The way I see it, this system shouldn’t work, but apparently it does. The head custodian says every once in a while he has to “drain” the exchanger, and then he gets heat. Do you think this should work?

Dan replies: The air vents should be on the outlet side of the heat exchanger’s shell, not the inlet. The steam has to be able to push the air through the exchanger, not just up to it. Vented this way, the air can get completely out of the exchanger. This goes not just for heat exchangers, but also for fan coils, or anything you heat with steam. You vent at the outlet, not the inlet.

If you vent the top of the heat exchanger itself, the steam, being lighter than air, will head right across the top of the exchanger’s shell and shut the vents before all the air can escape. Some of the coil will always be air-bound, and that’s probably why they have to run such high steam pressure. They are essentially compressing the air into the return line, which is probably why the condensate can’t drain fully back to the boiler. Prove it by popping open a union (or something) in the condensate drain line. See what happens, and then smile like a hero, my friend.

Also, if there’s no vacuum breaker in that shell, add one. When the steam condenses, it shrinks. If air can’t get back in because the air vents are still closed on temperature, the condensate won’t drain from the exchanger.
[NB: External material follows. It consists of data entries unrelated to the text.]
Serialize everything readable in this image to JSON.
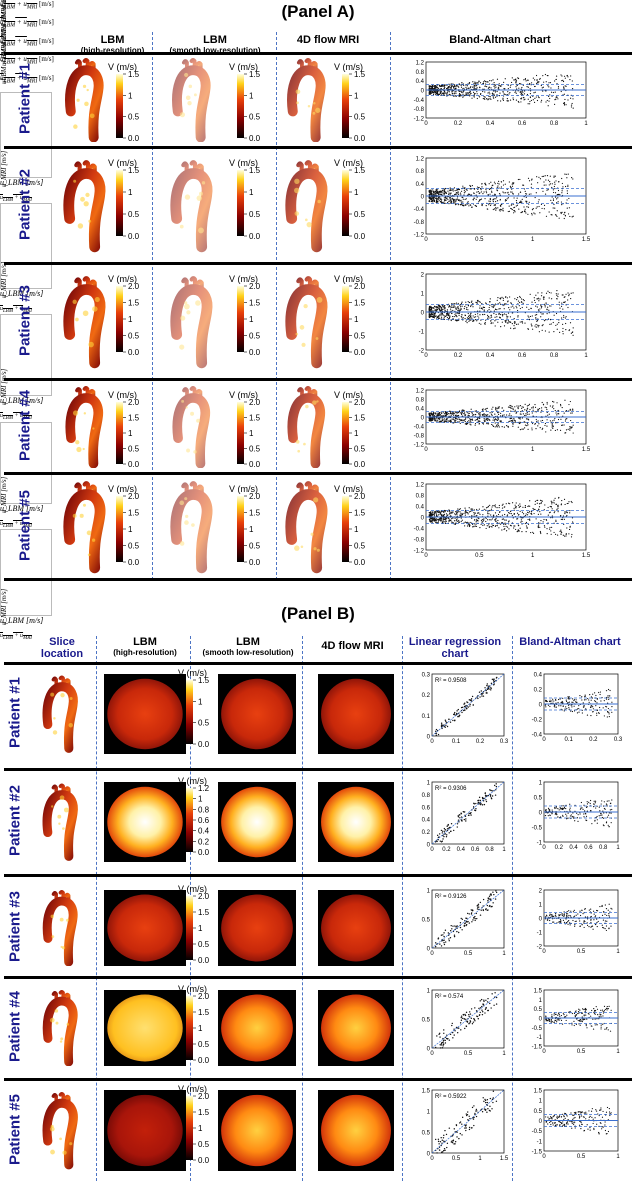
{
  "panelA": {
    "title": "(Panel A)",
    "columns": [
      {
        "label": "LBM",
        "sub": "(high-resolution)"
      },
      {
        "label": "LBM",
        "sub": "(smooth low-resolution)"
      },
      {
        "label": "4D flow MRI",
        "sub": ""
      },
      {
        "label": "Bland-Altman chart",
        "sub": ""
      }
    ],
    "rows": [
      {
        "patient": "Patient #1",
        "cb_title": "V (m/s)",
        "cb_ticks": [
          "1.5",
          "1",
          "0.5",
          "0.0"
        ],
        "ba": {
          "xmax": 1,
          "xticks": [
            "0",
            "0.2",
            "0.4",
            "0.6",
            "0.8",
            "1"
          ],
          "yticks": [
            "1.2",
            "0.8",
            "0.4",
            "0",
            "-0.4",
            "-0.8",
            "-1.2"
          ],
          "ymin": -1.2,
          "ymax": 1.2
        }
      },
      {
        "patient": "Patient #2",
        "cb_title": "V (m/s)",
        "cb_ticks": [
          "1.5",
          "1",
          "0.5",
          "0.0"
        ],
        "ba": {
          "xmax": 1.5,
          "xticks": [
            "0",
            "0.5",
            "1",
            "1.5"
          ],
          "yticks": [
            "1.2",
            "0.8",
            "0.4",
            "0",
            "-0.4",
            "-0.8",
            "-1.2"
          ],
          "ymin": -1.2,
          "ymax": 1.2
        }
      },
      {
        "patient": "Patient #3",
        "cb_title": "V (m/s)",
        "cb_ticks": [
          "2.0",
          "1.5",
          "1",
          "0.5",
          "0.0"
        ],
        "ba": {
          "xmax": 1,
          "xticks": [
            "0",
            "0.2",
            "0.4",
            "0.6",
            "0.8",
            "1"
          ],
          "yticks": [
            "2",
            "1",
            "0",
            "-1",
            "-2"
          ],
          "ymin": -2,
          "ymax": 2
        }
      },
      {
        "patient": "Patient #4",
        "cb_title": "V (m/s)",
        "cb_ticks": [
          "2.0",
          "1.5",
          "1",
          "0.5",
          "0.0"
        ],
        "ba": {
          "xmax": 1.5,
          "xticks": [
            "0",
            "0.5",
            "1",
            "1.5"
          ],
          "yticks": [
            "1.2",
            "0.8",
            "0.4",
            "0",
            "-0.4",
            "-0.8",
            "-1.2"
          ],
          "ymin": -1.2,
          "ymax": 1.2
        }
      },
      {
        "patient": "Patient #5",
        "cb_title": "V (m/s)",
        "cb_ticks": [
          "2.0",
          "1.5",
          "1",
          "0.5",
          "0.0"
        ],
        "ba": {
          "xmax": 1.5,
          "xticks": [
            "0",
            "0.5",
            "1",
            "1.5"
          ],
          "yticks": [
            "1.2",
            "0.8",
            "0.4",
            "0",
            "-0.4",
            "-0.8",
            "-1.2"
          ],
          "ymin": -1.2,
          "ymax": 1.2
        }
      }
    ],
    "ba_xunit": "[m/s]"
  },
  "panelB": {
    "title": "(Panel B)",
    "columns": [
      {
        "label": "Slice location",
        "sub": ""
      },
      {
        "label": "LBM",
        "sub": "(high-resolution)"
      },
      {
        "label": "LBM",
        "sub": "(smooth low-resolution)"
      },
      {
        "label": "4D flow MRI",
        "sub": ""
      },
      {
        "label": "Linear regression chart",
        "sub": ""
      },
      {
        "label": "Bland-Altman chart",
        "sub": ""
      }
    ],
    "rows": [
      {
        "patient": "Patient #1",
        "cb_title": "V (m/s)",
        "cb_ticks": [
          "1.5",
          "1",
          "0.5",
          "0.0"
        ],
        "r2": "R² = 0.9508",
        "lr": {
          "xmax": 0.3,
          "xticks": [
            "0",
            "0.1",
            "0.2",
            "0.3"
          ],
          "yticks": [
            "0.3",
            "0.2",
            "0.1",
            "0"
          ]
        },
        "ba": {
          "xmax": 0.3,
          "xticks": [
            "0",
            "0.1",
            "0.2",
            "0.3"
          ],
          "yticks": [
            "0.4",
            "0.2",
            "0",
            "-0.2",
            "-0.4"
          ]
        }
      },
      {
        "patient": "Patient #2",
        "cb_title": "V (m/s)",
        "cb_ticks": [
          "1.2",
          "1",
          "0.8",
          "0.6",
          "0.4",
          "0.2",
          "0.0"
        ],
        "r2": "R² = 0.9306",
        "lr": {
          "xmax": 1,
          "xticks": [
            "0",
            "0.2",
            "0.4",
            "0.6",
            "0.8",
            "1"
          ],
          "yticks": [
            "1",
            "0.8",
            "0.6",
            "0.4",
            "0.2",
            "0"
          ]
        },
        "ba": {
          "xmax": 1,
          "xticks": [
            "0",
            "0.2",
            "0.4",
            "0.6",
            "0.8",
            "1"
          ],
          "yticks": [
            "1",
            "0.5",
            "0",
            "-0.5",
            "-1"
          ]
        }
      },
      {
        "patient": "Patient #3",
        "cb_title": "V (m/s)",
        "cb_ticks": [
          "2.0",
          "1.5",
          "1",
          "0.5",
          "0.0"
        ],
        "r2": "R² = 0.9126",
        "lr": {
          "xmax": 1,
          "xticks": [
            "0",
            "0.5",
            "1"
          ],
          "yticks": [
            "1",
            "0.5",
            "0"
          ]
        },
        "ba": {
          "xmax": 1,
          "xticks": [
            "0",
            "0.5",
            "1"
          ],
          "yticks": [
            "2",
            "1",
            "0",
            "-1",
            "-2"
          ]
        }
      },
      {
        "patient": "Patient #4",
        "cb_title": "V (m/s)",
        "cb_ticks": [
          "2.0",
          "1.5",
          "1",
          "0.5",
          "0.0"
        ],
        "r2": "R² = 0.574",
        "lr": {
          "xmax": 1,
          "xticks": [
            "0",
            "0.5",
            "1"
          ],
          "yticks": [
            "1",
            "0.5",
            "0"
          ]
        },
        "ba": {
          "xmax": 1,
          "xticks": [
            "0",
            "0.5",
            "1"
          ],
          "yticks": [
            "1.5",
            "1",
            "0.5",
            "0",
            "-0.5",
            "-1",
            "-1.5"
          ]
        }
      },
      {
        "patient": "Patient #5",
        "cb_title": "V (m/s)",
        "cb_ticks": [
          "2.0",
          "1.5",
          "1",
          "0.5",
          "0.0"
        ],
        "r2": "R² = 0.5922",
        "lr": {
          "xmax": 1.5,
          "xticks": [
            "0",
            "0.5",
            "1",
            "1.5"
          ],
          "yticks": [
            "1.5",
            "1",
            "0.5",
            "0"
          ]
        },
        "ba": {
          "xmax": 1,
          "xticks": [
            "0",
            "0.5",
            "1"
          ],
          "yticks": [
            "1.5",
            "1",
            "0.5",
            "0",
            "-0.5",
            "-1",
            "-1.5"
          ]
        }
      }
    ],
    "lr_xlabel": "u_LBM [m/s]",
    "lr_ylabel": "u_MRI [m/s]",
    "ba_xunit": "[m/s]"
  },
  "colors": {
    "accent": "#1a1a8c",
    "divider": "#4d74c4",
    "ba_line": "#3a6fd0"
  }
}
This can lead to water hammer damage to the heat exchanger’s tube bundle.

‘I Have One Word For You, Benjamin. Plastics!’

A story I thought you might like. I work for a major plumbing supply house in northern New Jersey. This job permits me to see and hear some of the best industry talk around. One day, a contractor came in and said to me, “You gotta hear this story!” He bid on a steam boiler replacement for some lady. The lady told him, “No thanks. Goodbye.”

But then she called him back a week later in a panic. “You gotta come right away!” she says. When he gets to the job and goes down the basement he walks right into a steam bath! There was steam and condensate everywhere and the pipes were sagging like wet noodles. He shut the boiler off right away, of course. It seems that whoever piped the boiler did it in PVC pipe! PVC pipe on a steam boiler!

The contractor asked the lady why she hadn’t used him instead of the other guy. She could have gotten the job done right the first time around. Now she was going to have to hire him after she had already paid the other guy. “But the other guy was a thousand dollars cheaper than you,” she said.

”Lady ... didn’t you ever stop to wonder why?” the contractor asked.

Dan replies: And people accuse me of making this stuff up. I couldn’t possibly make this stuff up. And as long as guys like you keep writing to me, I won’t have to!

Father Of The Bride

You got me, Dan! I remodeled my kitchen (because my youngest daughter is getting married), and I decided to install radiant heat instead of a kick-space heater. It worked like a charm. It is quiet. It heats the room without anyone knowing that it’s even there. However, I can now understand why some contractors don’t want to install it. There are too many options, and they have to get involved with other construction trades, which may make them nervous. They have to become carpenters (or at least lay out the job for the carpenters!) They also have to know how to do masonry work. These are limiting factors for many P&H guys. They either don’t want more work, or don’t understand that they can get paid for this work.

I used the Comfort Panel system, where you nail down 1/2–inch plywood panels that are grooved to accept the tubing. The finished floor goes over the panel (I was putting down a new floor anyway). This installation method is a lot easier than staple-up.

Dan, since you are all-wise in these matters, I do have one question. What does remodeling the kitchen have to do with my daughter getting married? My wife says that this is just the way it is, but I still don’t understand.

Dan replies: I hear lots of good things about those panels. I’m glad you gave radiant a try, and I hear what you’re saying about the other trades. There will always be contractors who resist change, but that only means there’s going to be more opportunity for the ones who choose to grow.

As for the women, don’t try to figure them out.